On Wednesday, the faculty voted 70-15 to adopt a new pass-fail option, beginning in the fall 2015 semester. The new pass-fail option allows students to take up to three courses pass-fail, although not more than one in the same semester. A student may designate a course as pass-fail until 10 weeks into the semester, but this designation is permanent. The minimum grade to earn a pass, which does not count towards a student’s GPA, is a D-. An F in a course will be noted as an E on the transcript and will count towards a student’s GPA.
A letter from the Committee on Educational Policy (CEP) to the faculty listed the benefits of the new pass-fail option: “First, the new option would provide Williams students with a few more opportunities than currently exist to explore the curriculum on the basis of intellectual interest alone. Second, even for those who need no such encouragement, this pass-fail option would offer students a mild pressure release from concerns about grades and grade-point averages – a release that could have a range of positive consequences for the quality of student life, academic and otherwise. Third, the proposed option would result in a decrease in the number of deficiencies incurred by students, who could choose to designate a course pass-fail, when encountering difficulties up to the 10th week of the semester, rather than withdraw from that course. Such a reduction would lead to fewer summer courses and fifth courses having to be taken by our students to make up deficiencies, an outcome that would have both academic and financial advantages for our students and for the College.”
Pass-fail courses cannot be used to meet any requirement and do not count towards a major, certificate or concentration, with the exception of the first course. Chairs of departments or programs do have the ability to grant exceptions to this rule, but only in rare circumstances.

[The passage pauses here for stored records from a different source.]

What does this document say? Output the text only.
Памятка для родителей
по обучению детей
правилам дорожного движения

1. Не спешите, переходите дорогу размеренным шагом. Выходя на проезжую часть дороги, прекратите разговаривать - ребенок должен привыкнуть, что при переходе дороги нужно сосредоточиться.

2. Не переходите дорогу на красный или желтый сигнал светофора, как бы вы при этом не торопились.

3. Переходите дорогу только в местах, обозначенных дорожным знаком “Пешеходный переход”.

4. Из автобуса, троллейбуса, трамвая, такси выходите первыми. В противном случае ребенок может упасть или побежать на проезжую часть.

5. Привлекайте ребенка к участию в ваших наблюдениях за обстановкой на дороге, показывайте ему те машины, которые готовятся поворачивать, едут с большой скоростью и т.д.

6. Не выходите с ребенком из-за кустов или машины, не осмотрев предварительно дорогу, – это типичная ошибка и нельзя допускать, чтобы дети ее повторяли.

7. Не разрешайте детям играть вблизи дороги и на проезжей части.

There is no longer a separate designation for pass-fail fifth-courses; however, a class to make up a deficiency can now be taken pass-fail. Music lessons may be taken as a partial-credit fifth course. If a partial-credit music course is taken pass-fail, it does not count towards the three-course limit.
After the current semester, the Gaudino Option, in its fifth year, is set to expire. The new pass-fail option also has a sunset clause that will last five years.

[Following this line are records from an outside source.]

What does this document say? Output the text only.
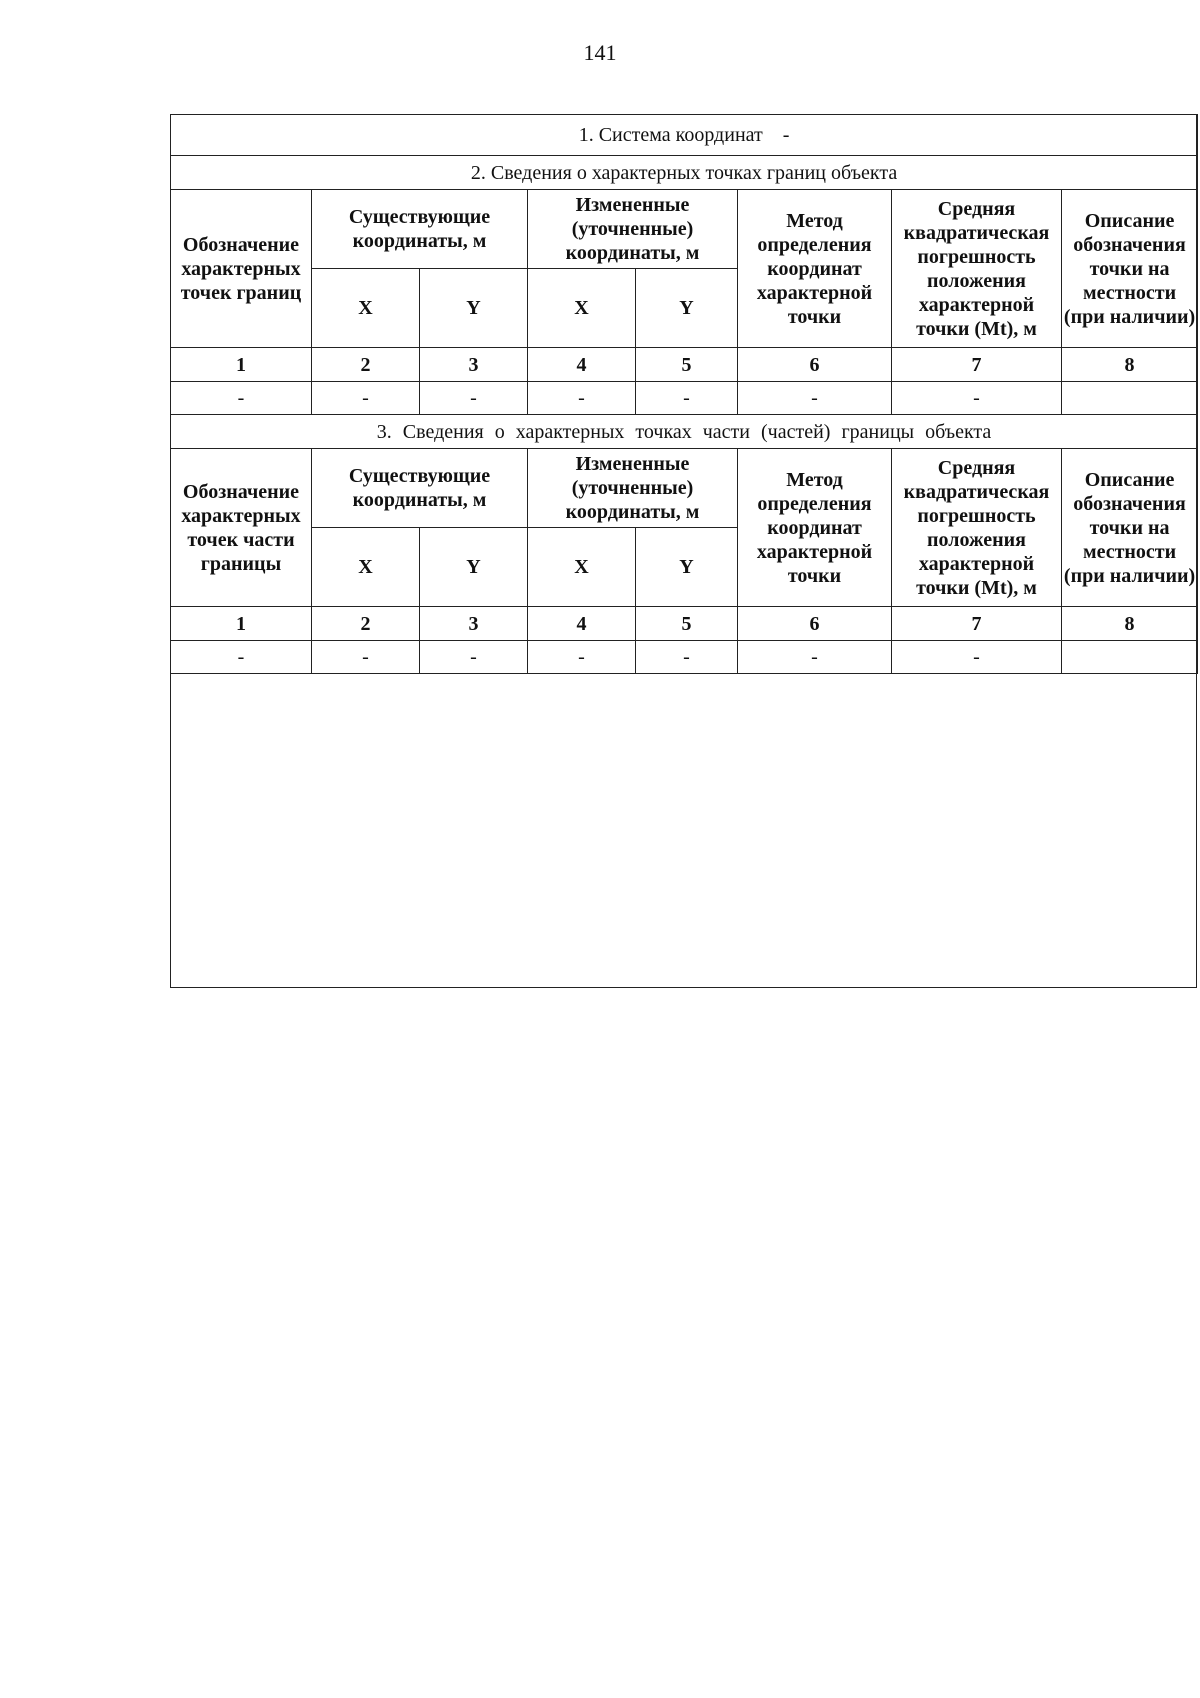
141
1. Система координат -							
2. Сведения о характерных точках границ объекта							
Обозначение характерных точек границ	Существующие координаты, м		Измененные (уточненные) координаты, м		Метод определения координат характерной точки	Средняя квадратическая погрешность положения характерной точки (Mt), м	Описание обозначения точки на местности (при наличии)
	X	Y	X	Y			
1	2	3	4	5	6	7	8
-	-	-	-	-	-	-	
3. Сведения о характерных точках части (частей) границы объекта							
Обозначение характерных точек части границы	Существующие координаты, м		Измененные (уточненные) координаты, м		Метод определения координат характерной точки	Средняя квадратическая погрешность положения характерной точки (Mt), м	Описание обозначения точки на местности (при наличии)
	X	Y	X	Y			
1	2	3	4	5	6	7	8
-	-	-	-	-	-	-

“Students, while they very much liked having a pass-fail option, found the Gaudino Option too complicated,” said Peter Low, chair of CEP, on the lessons the committee learned from the implementation of the Gaudino Option. “They also felt that the lower grade floor for the Gaudino Option (the B- or .67 below a student’s GPA, whichever is lower) rewarded low risks but not high risks. That is, a student who worked really hard at a course that he/she found tremendously difficult, and received a C+, could not designate that course, in the end, for the Gaudino Option and that didn’t seem right.”